Cartelle gonfiate al San Pio X: sette indagati

Sotto accusa 6 medici e un sacerdote: dovrannno rispondere di falso e truffa

Seicento interventi di chirurgia estetica su pazienti affetti dal virus dell’Hiv nell’arco di tre anni. All’incirca, la metà di tutte le operazioni avvenute in Lombardia su sieropositivi. E tutte nella stessa clinica, la San Pio X. Una «concentrazione» che ha insospettito la Procura, secondo cui - proprio grazie a quegli interventi - la casa di cura avrebbe ottenuto dalla Regione indebiti rimborsi milionari attraverso la stesura di cartelle cliniche «alterate». Inoltre, gli inquirenti avanzano il dubbio che alcuni tra quei pazienti non fossero affetti da alcuna patologia retrovirale.
Nella casa di cura di via Nava, i carabinieri dei Nas hanno sequestrato oltre mille cartelle relative al periodo 2003-2006, mentre i pubblici ministeri Grazia Pradella e Tiziana Siciliano (titolari di diverse indagini sui presunti rimborsi gonfiati nell’ambito della sanità milanese) hanno iscritto nel registro degli indagati - tra dirigenti e medici - i vertici della clinica, con le accuse di falso e truffa aggravata al sistema sanitario nazionale. In sette finiscono sotto inchiesta: Antonio Maraschi (direttore generale), Giuseppe Rigamonti (direttore amministrativo), Giorgio Tarassi (direttore sanitario), Jacques Megevand Lucien (medico chirurgo responsabile del reparto di Chirurgia generale), Andrea Grisotti (medico chirurgo specializzato in chirurgia plastica ricostruttiva), Massimo Callegari (medico chirurgo specializzato in chirurgia plastica ricostruttiva). Tra gli indagati figura anche un religioso. Si tratta di don Virginio Bebber, sacerdote che all’interno della casa di cura è addetto agli Affari generali.

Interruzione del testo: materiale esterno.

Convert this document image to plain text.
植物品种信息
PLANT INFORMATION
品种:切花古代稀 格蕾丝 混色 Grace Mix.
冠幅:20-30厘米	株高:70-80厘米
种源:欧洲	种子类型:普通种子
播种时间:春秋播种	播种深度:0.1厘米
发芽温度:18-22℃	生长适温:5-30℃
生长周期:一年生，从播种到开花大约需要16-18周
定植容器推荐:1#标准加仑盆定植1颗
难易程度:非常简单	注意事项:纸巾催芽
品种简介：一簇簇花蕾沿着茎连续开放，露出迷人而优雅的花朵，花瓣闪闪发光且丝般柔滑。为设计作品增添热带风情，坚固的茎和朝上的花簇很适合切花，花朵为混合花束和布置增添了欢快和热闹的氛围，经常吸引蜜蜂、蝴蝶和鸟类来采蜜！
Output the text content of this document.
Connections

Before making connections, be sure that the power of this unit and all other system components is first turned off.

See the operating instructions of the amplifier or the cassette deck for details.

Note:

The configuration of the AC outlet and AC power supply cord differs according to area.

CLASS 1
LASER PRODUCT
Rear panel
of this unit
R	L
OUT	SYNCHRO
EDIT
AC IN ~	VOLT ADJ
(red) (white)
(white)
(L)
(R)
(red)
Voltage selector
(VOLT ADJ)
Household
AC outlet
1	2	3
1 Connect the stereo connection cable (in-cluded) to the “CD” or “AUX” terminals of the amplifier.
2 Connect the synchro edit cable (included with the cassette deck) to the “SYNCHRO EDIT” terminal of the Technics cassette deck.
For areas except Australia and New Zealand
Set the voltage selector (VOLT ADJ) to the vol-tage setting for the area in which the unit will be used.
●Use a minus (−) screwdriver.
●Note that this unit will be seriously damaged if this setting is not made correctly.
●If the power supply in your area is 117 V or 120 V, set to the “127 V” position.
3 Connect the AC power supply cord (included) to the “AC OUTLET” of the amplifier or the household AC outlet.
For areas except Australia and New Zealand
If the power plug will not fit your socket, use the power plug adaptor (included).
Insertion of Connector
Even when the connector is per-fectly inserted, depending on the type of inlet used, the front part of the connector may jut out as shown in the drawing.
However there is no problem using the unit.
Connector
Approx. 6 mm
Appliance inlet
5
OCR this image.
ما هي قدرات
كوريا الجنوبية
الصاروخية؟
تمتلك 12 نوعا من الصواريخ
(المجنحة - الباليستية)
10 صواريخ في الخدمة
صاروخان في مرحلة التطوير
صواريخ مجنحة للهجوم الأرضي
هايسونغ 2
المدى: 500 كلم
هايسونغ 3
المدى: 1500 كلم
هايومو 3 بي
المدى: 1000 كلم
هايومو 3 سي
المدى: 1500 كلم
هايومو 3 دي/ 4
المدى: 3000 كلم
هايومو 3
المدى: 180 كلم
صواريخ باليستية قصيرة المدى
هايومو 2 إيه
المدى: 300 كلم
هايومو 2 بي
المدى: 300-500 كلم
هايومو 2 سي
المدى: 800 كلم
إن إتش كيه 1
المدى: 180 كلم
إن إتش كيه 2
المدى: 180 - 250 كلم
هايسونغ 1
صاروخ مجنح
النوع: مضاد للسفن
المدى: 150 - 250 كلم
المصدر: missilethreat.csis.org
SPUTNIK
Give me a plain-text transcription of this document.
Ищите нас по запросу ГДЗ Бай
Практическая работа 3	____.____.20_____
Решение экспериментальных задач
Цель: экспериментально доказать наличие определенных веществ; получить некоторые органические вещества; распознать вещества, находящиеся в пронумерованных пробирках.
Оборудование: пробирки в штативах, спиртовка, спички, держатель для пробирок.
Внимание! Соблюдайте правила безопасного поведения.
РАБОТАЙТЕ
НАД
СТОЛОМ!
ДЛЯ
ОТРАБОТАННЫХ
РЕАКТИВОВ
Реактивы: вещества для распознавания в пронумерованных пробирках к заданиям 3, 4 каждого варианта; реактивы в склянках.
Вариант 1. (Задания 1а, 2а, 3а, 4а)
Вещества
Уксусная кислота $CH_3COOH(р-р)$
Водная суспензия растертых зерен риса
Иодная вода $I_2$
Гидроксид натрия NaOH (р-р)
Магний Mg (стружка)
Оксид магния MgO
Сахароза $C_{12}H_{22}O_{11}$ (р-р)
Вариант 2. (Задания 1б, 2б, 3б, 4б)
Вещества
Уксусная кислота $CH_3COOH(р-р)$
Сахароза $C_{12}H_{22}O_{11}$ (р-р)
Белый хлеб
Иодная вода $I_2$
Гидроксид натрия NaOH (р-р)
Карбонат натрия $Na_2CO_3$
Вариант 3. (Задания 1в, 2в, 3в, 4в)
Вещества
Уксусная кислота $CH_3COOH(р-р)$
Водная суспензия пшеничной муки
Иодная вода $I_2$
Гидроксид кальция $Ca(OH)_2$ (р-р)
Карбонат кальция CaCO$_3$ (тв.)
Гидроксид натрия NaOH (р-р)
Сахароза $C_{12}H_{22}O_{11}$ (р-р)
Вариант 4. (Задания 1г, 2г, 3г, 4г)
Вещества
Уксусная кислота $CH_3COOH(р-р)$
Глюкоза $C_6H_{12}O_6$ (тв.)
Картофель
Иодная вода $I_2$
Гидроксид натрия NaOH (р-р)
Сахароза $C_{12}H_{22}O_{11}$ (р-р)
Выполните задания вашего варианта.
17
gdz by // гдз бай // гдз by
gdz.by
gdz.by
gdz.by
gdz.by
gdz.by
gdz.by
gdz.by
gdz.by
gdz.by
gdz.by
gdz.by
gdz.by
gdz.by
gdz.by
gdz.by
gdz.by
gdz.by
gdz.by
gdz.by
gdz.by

Nella documentazione acquisita dai Nas compaiono anche cartelle che riguardano banali interventi chirurgici che sarebbero stati fatti passare per operazioni più complicate, «gonfiando» in questo modo i rimborsi pubblici. Ma la gran parte sono relative a interventi su sieropositivi (e presunti tali), che si sono sottoposti - tra le altre cose - a iniezioni di acido polilattico (utilizzate anche per ottenere labbra più carnose), liposuzioni alla pancia, o interventi chirurgici estesi. Il più delle volte, stando ai registri della clinica, sarebbero subentrate delle complicazioni. E, a cascata, si rendeva necessario il ricovero e veniva prolungato il periodo di degenza. Almeno sulla carta. Veri, invece, i costi per la sanità pubblica, che lievitavano in maniera esponenziale. Per un’operazione codificata di chirurgia estensiva a un malato di Hiv, infatti, lo Stato versava all’ospedale fino a 13mila euro. Infine - elemento che ha insospettito gli inquirenti - nel periodo preso in esame, il 50 per cento del totale degli interventi di questo tipo effettuati «Hiv positivi» in Lombardia sarebbero avvenuti proprio alla San Pio X. Troppi, secondo la Procura, per non nascondere qualche irregolarità.